I hate folder names, especially the one Apple shoves down our digital throats. On a computer, they make total sense, but on my iPhone, it's just more clutter on the home screen. You can tell what folder is what just by looking at the app icons within it, so why are we forced to label them? Technically, we're not, since there is a workaround in iOS 12 and iOS 13 to make those labels disappear for good.
There have been some pretty odd methods for making nameless folders in past iOS versions, particularly the one where you'd install a food-related app like Starbucks and drag it onto any other app. When the folder was created, it'd show up without any name — and you could save it that way. That trick doesn't work in newer iOS versions, instead, creating just a generic "Folder" label.
While Apple fixed that oversight with a cheap band-aid, there's another way to remove those annoying typed-out folder descriptions — and the answer is just too easy if you know anything about Unicode. I'm guessing it's too niche a problem for Apple to care about, meaning this hack will stick around for the foreseeable future.
If you're here, you obviously know that you just can't delete whatever twaddle Apple throws in there and save it — it just reverts to that text label. So, to eliminate that folder name, say hello to your favorite friend the space. Just replace the text in there with a space and hit "Done."

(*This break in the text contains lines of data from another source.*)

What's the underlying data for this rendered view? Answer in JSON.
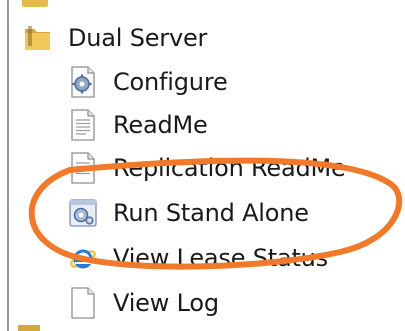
{
  "menu": {
    "folder_label": "Dual Server",
    "items": [
      {
        "label": "Configure",
        "icon": "gear-document-icon"
      },
      {
        "label": "ReadMe",
        "icon": "text-document-icon"
      },
      {
        "label": "Replication ReadMe",
        "icon": "text-document-icon"
      },
      {
        "label": "Run Stand Alone",
        "icon": "gear-app-icon"
      },
      {
        "label": "View Lease Status",
        "icon": "internet-explorer-icon"
      },
      {
        "label": "View Log",
        "icon": "blank-document-icon"
      }
    ]
  },
  "colors": {
    "highlight_ellipse": "#f07a2a",
    "folder": "#e8b84a"
  }
}
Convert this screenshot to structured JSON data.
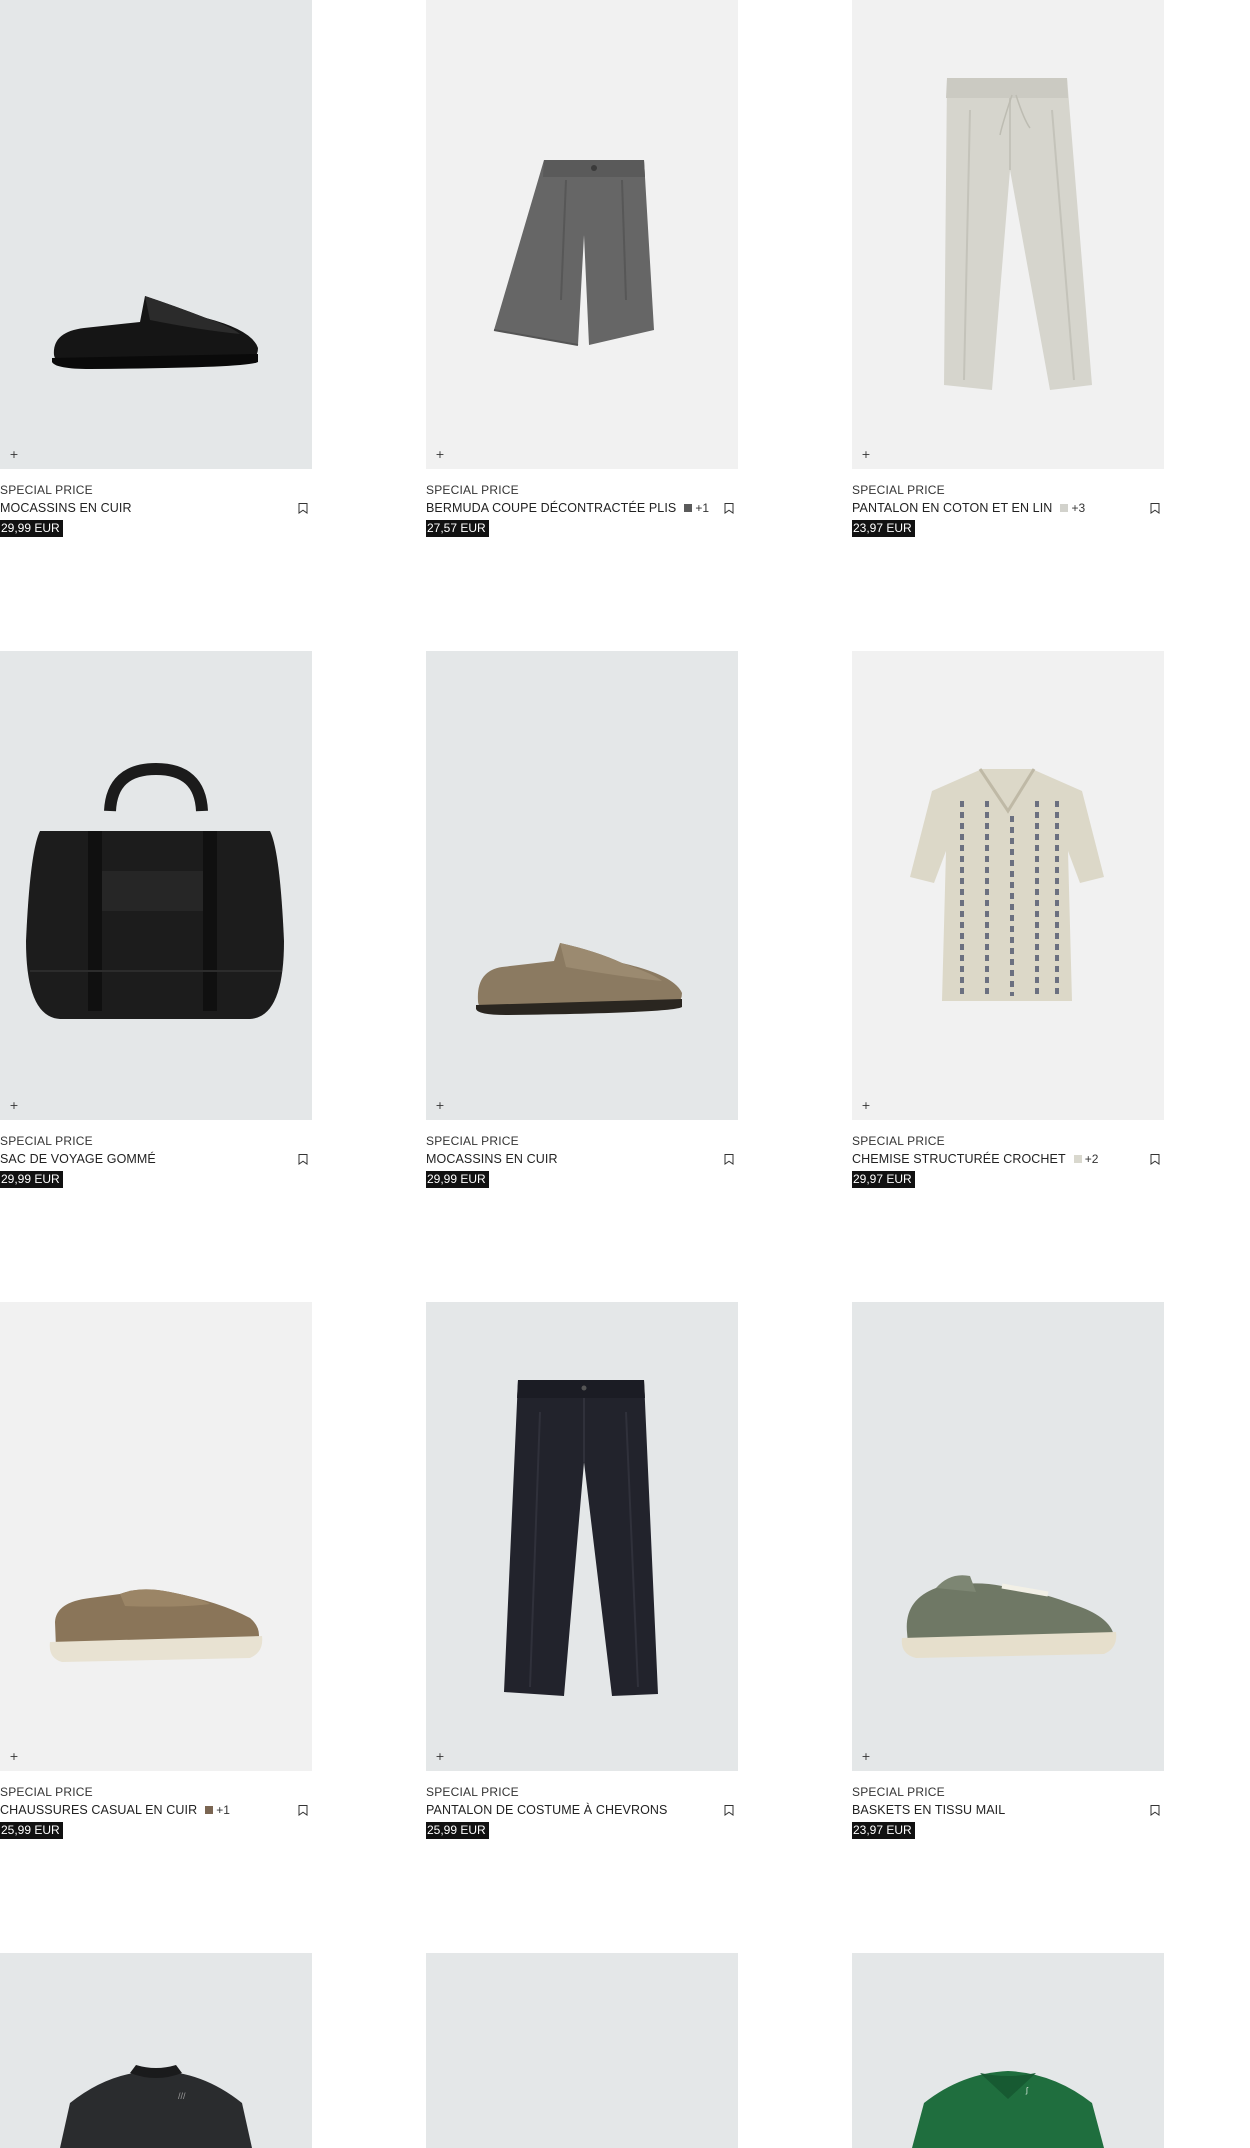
{
  "products": [
    {
      "tag": "SPECIAL PRICE",
      "name": "MOCASSINS EN CUIR",
      "price": "29,99 EUR",
      "swatch": "",
      "more": "",
      "bg": "#e4e7e8",
      "image": "black-loafer"
    },
    {
      "tag": "SPECIAL PRICE",
      "name": "BERMUDA COUPE DÉCONTRACTÉE PLIS",
      "price": "27,57 EUR",
      "swatch": "#5a5a5a",
      "more": "+1",
      "bg": "#f1f1f1",
      "image": "grey-shorts"
    },
    {
      "tag": "SPECIAL PRICE",
      "name": "PANTALON EN COTON ET EN LIN",
      "price": "23,97 EUR",
      "swatch": "#d2d2cc",
      "more": "+3",
      "bg": "#f1f1f1",
      "image": "linen-trousers"
    },
    {
      "tag": "SPECIAL PRICE",
      "name": "SAC DE VOYAGE GOMMÉ",
      "price": "29,99 EUR",
      "swatch": "",
      "more": "",
      "bg": "#e4e7e8",
      "image": "black-duffel-bag"
    },
    {
      "tag": "SPECIAL PRICE",
      "name": "MOCASSINS EN CUIR",
      "price": "29,99 EUR",
      "swatch": "",
      "more": "",
      "bg": "#e4e7e8",
      "image": "suede-loafer"
    },
    {
      "tag": "SPECIAL PRICE",
      "name": "CHEMISE STRUCTURÉE CROCHET",
      "price": "29,97 EUR",
      "swatch": "#d9d8ce",
      "more": "+2",
      "bg": "#f1f1f1",
      "image": "crochet-shirt"
    },
    {
      "tag": "SPECIAL PRICE",
      "name": "CHAUSSURES CASUAL EN CUIR",
      "price": "25,99 EUR",
      "swatch": "#7a6552",
      "more": "+1",
      "bg": "#f1f1f1",
      "image": "casual-shoe"
    },
    {
      "tag": "SPECIAL PRICE",
      "name": "PANTALON DE COSTUME À CHEVRONS",
      "price": "25,99 EUR",
      "swatch": "",
      "more": "",
      "bg": "#e4e7e8",
      "image": "navy-suit-trousers"
    },
    {
      "tag": "SPECIAL PRICE",
      "name": "BASKETS EN TISSU MAIL",
      "price": "23,97 EUR",
      "swatch": "",
      "more": "",
      "bg": "#e4e7e8",
      "image": "mesh-sneaker"
    },
    {
      "bg": "#e4e7e8",
      "image": "black-bomber-jacket"
    },
    {
      "bg": "#e4e7e8",
      "image": "blank"
    },
    {
      "bg": "#e4e7e8",
      "image": "green-polo"
    }
  ],
  "icons": {
    "add": "plus-icon",
    "wishlist": "bookmark-icon"
  }
}
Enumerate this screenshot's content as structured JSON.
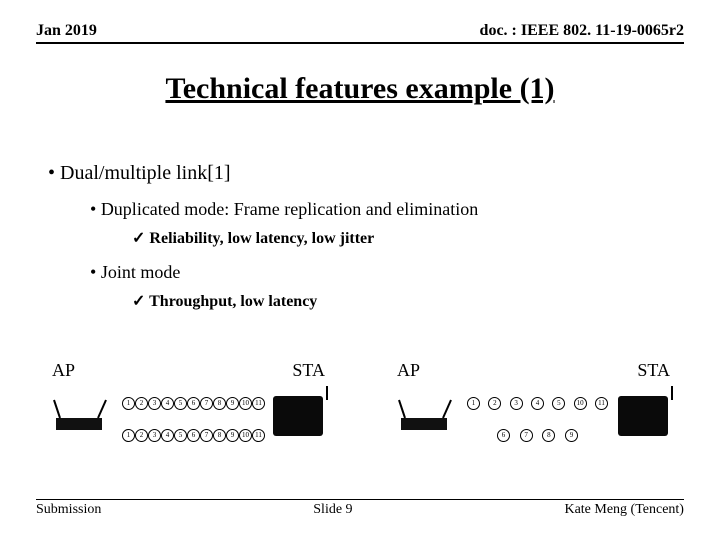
{
  "header": {
    "date": "Jan 2019",
    "doc": "doc. : IEEE 802. 11-19-0065r2"
  },
  "title": "Technical features example (1)",
  "bullets": {
    "lvl1": "Dual/multiple link[1]",
    "lvl2a": "Duplicated mode: Frame replication and elimination",
    "lvl3a": "Reliability, low latency, low jitter",
    "lvl2b": "Joint mode",
    "lvl3b": "Throughput, low latency"
  },
  "labels": {
    "ap": "AP",
    "sta": "STA"
  },
  "diagram1": {
    "seq_top": [
      "1",
      "2",
      "3",
      "4",
      "5",
      "6",
      "7",
      "8",
      "9",
      "10",
      "11"
    ],
    "seq_bottom": [
      "1",
      "2",
      "3",
      "4",
      "5",
      "6",
      "7",
      "8",
      "9",
      "10",
      "11"
    ]
  },
  "diagram2": {
    "seq_top": [
      "1",
      "2",
      "3",
      "4",
      "5",
      "10",
      "11"
    ],
    "seq_bottom": [
      "6",
      "7",
      "8",
      "9"
    ]
  },
  "footer": {
    "left": "Submission",
    "center": "Slide 9",
    "right": "Kate Meng (Tencent)"
  }
}
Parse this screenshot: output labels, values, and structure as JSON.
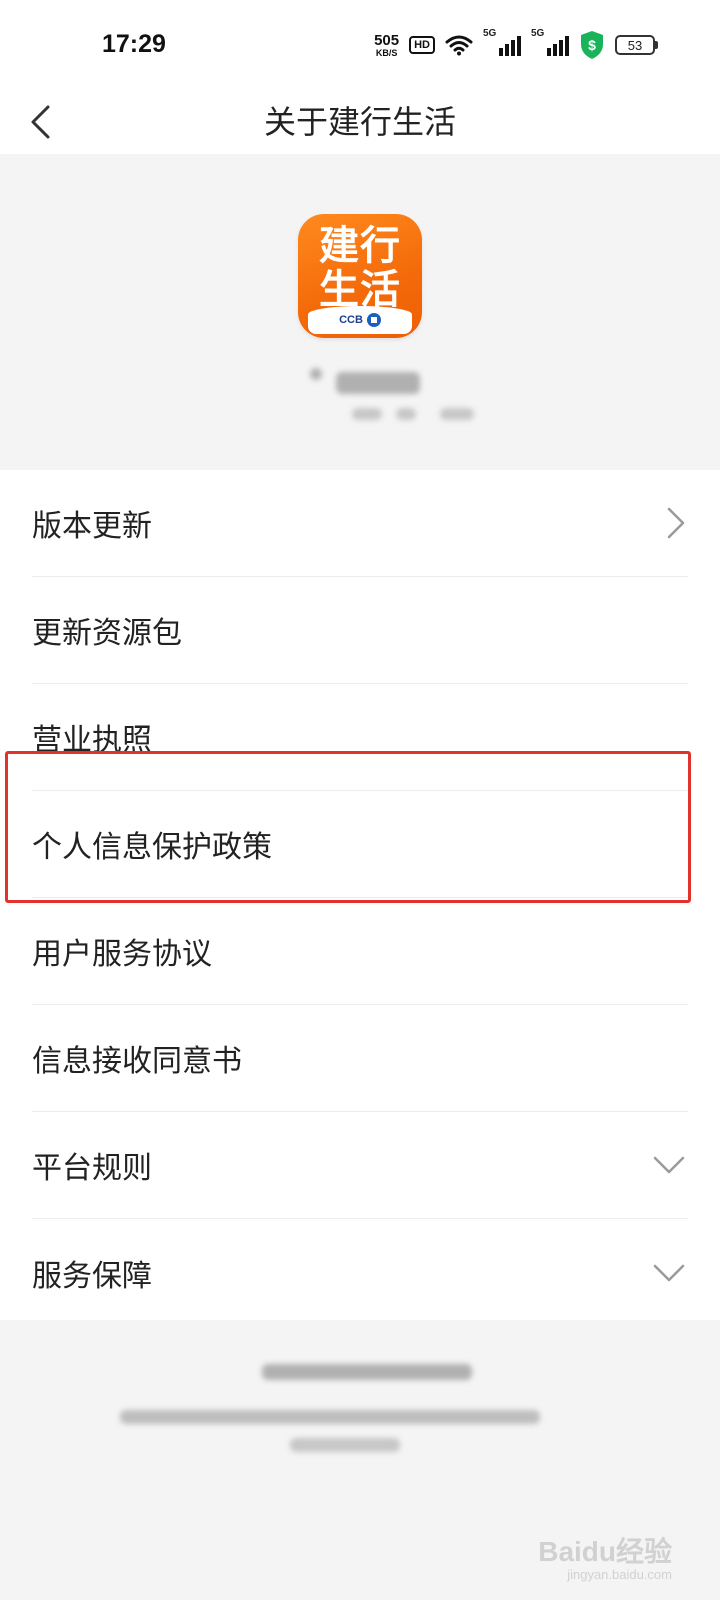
{
  "status_bar": {
    "time": "17:29",
    "net_speed": "505",
    "net_unit": "KB/S",
    "hd_badge": "HD",
    "signal_1_label": "5G",
    "signal_2_label": "5G",
    "battery": "53"
  },
  "nav": {
    "title": "关于建行生活"
  },
  "app_icon": {
    "name_line1": "建行",
    "name_line2": "生活",
    "bank_mark": "CCB"
  },
  "menu": {
    "items": [
      {
        "label": "版本更新",
        "accessory": "chevron-right"
      },
      {
        "label": "更新资源包",
        "accessory": "none"
      },
      {
        "label": "营业执照",
        "accessory": "none"
      },
      {
        "label": "个人信息保护政策",
        "accessory": "none"
      },
      {
        "label": "用户服务协议",
        "accessory": "none"
      },
      {
        "label": "信息接收同意书",
        "accessory": "none"
      },
      {
        "label": "平台规则",
        "accessory": "chevron-down"
      },
      {
        "label": "服务保障",
        "accessory": "chevron-down"
      }
    ]
  },
  "watermark": {
    "logo": "Baidu经验",
    "url": "jingyan.baidu.com"
  },
  "colors": {
    "accent": "#f46a0a",
    "highlight_border": "#e0332b",
    "background": "#f4f4f4"
  }
}
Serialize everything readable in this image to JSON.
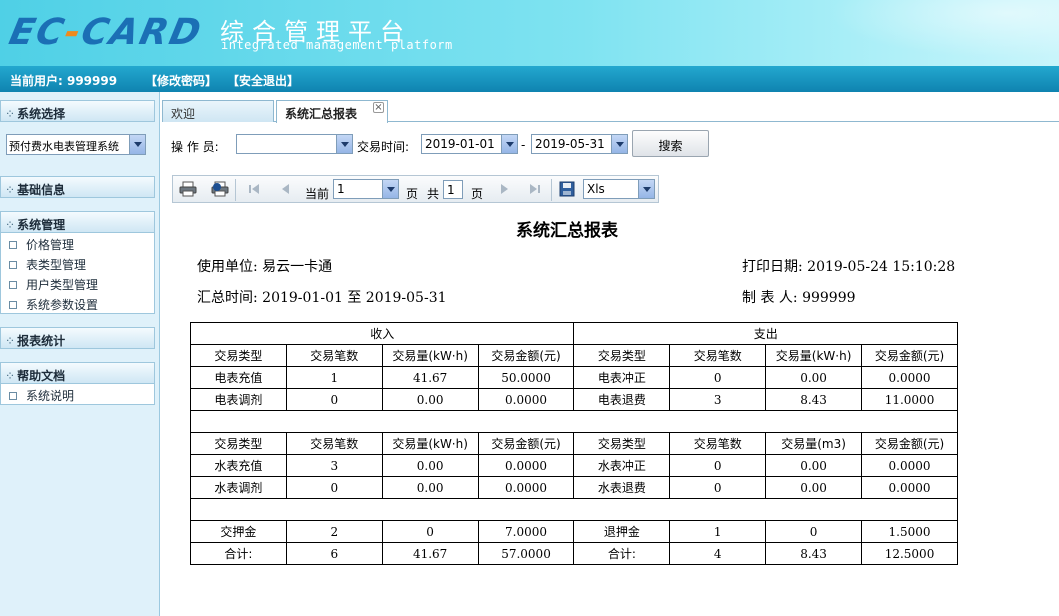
{
  "header": {
    "logo_part1": "EC",
    "logo_dash": "-",
    "logo_part2": "CARD",
    "title_cn": "综合管理平台",
    "title_en": "integrated management platform"
  },
  "userbar": {
    "current_user": "当前用户: 999999",
    "change_password": "【修改密码】",
    "logout": "【安全退出】"
  },
  "sidebar": {
    "system_select_title": "系统选择",
    "system_select_value": "预付费水电表管理系统",
    "basic_info_title": "基础信息",
    "system_manage_title": "系统管理",
    "system_manage_items": [
      "价格管理",
      "表类型管理",
      "用户类型管理",
      "系统参数设置"
    ],
    "report_title": "报表统计",
    "help_title": "帮助文档",
    "help_items": [
      "系统说明"
    ]
  },
  "tabs": {
    "welcome": "欢迎",
    "report": "系统汇总报表",
    "close": "×"
  },
  "search": {
    "operator_label": "操 作 员:",
    "operator_value": "",
    "time_label": "交易时间:",
    "start_date": "2019-01-01",
    "dash": "-",
    "end_date": "2019-05-31",
    "search_button": "搜索"
  },
  "toolbar": {
    "current_label": "当前",
    "current_page": "1",
    "page_label": "页",
    "total_label": "共",
    "total_pages": "1",
    "page_label2": "页",
    "export_format": "Xls"
  },
  "report": {
    "title": "系统汇总报表",
    "unit_label": "使用单位:",
    "unit_value": "易云一卡通",
    "print_date_label": "打印日期:",
    "print_date_value": "2019-05-24 15:10:28",
    "period_label": "汇总时间:",
    "period_value": "2019-01-01 至 2019-05-31",
    "maker_label": "制 表 人:",
    "maker_value": "999999",
    "income_header": "收入",
    "expense_header": "支出",
    "elec_header": [
      "交易类型",
      "交易笔数",
      "交易量(kW·h)",
      "交易金额(元)",
      "交易类型",
      "交易笔数",
      "交易量(kW·h)",
      "交易金额(元)"
    ],
    "elec_rows": [
      [
        "电表充值",
        "1",
        "41.67",
        "50.0000",
        "电表冲正",
        "0",
        "0.00",
        "0.0000"
      ],
      [
        "电表调剂",
        "0",
        "0.00",
        "0.0000",
        "电表退费",
        "3",
        "8.43",
        "11.0000"
      ]
    ],
    "water_header": [
      "交易类型",
      "交易笔数",
      "交易量(kW·h)",
      "交易金额(元)",
      "交易类型",
      "交易笔数",
      "交易量(m3)",
      "交易金额(元)"
    ],
    "water_rows": [
      [
        "水表充值",
        "3",
        "0.00",
        "0.0000",
        "水表冲正",
        "0",
        "0.00",
        "0.0000"
      ],
      [
        "水表调剂",
        "0",
        "0.00",
        "0.0000",
        "水表退费",
        "0",
        "0.00",
        "0.0000"
      ]
    ],
    "deposit_rows": [
      [
        "交押金",
        "2",
        "0",
        "7.0000",
        "退押金",
        "1",
        "0",
        "1.5000"
      ],
      [
        "合计:",
        "6",
        "41.67",
        "57.0000",
        "合计:",
        "4",
        "8.43",
        "12.5000"
      ]
    ]
  }
}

However, just tapping the spacebar is not going to work for you. The Unicode character for a regular space is U+0020, which is a no-go. Apple assumes you probably hit the spacebar by accident before hitting "Done," therefore making a mistake. What we need is a different space character, specifically, the Braille blank space, U+2800. So copy the empty area in between the brackets ([ ]) below.
[⠀] - U+2800
Once you've copied the Braille blank space, tap-and-hold on the folder name you want to change to enter edit mode, "X" out what's there, then paste the U+2800 blank space you copied. Next, exit the folder and tap "Done" or just click your Home button or swipe up from the bottom on newer iPhone models to save your changes.
Once you've done this trick once on one folder, you can copy the character from your blank folder name and apply it to new folders as you make them. Basically, you never have to consult another guide online, and you don't even have to retain any obscure knowledge about Braille Unicode characters.
The best thing about this is that it persists even after a restart or force-restart — even when updating to a newer version of iOS. The only way it'll revert to visible folder names is even if you manually type them out yourself or restore to a clean iOS version or an older backup.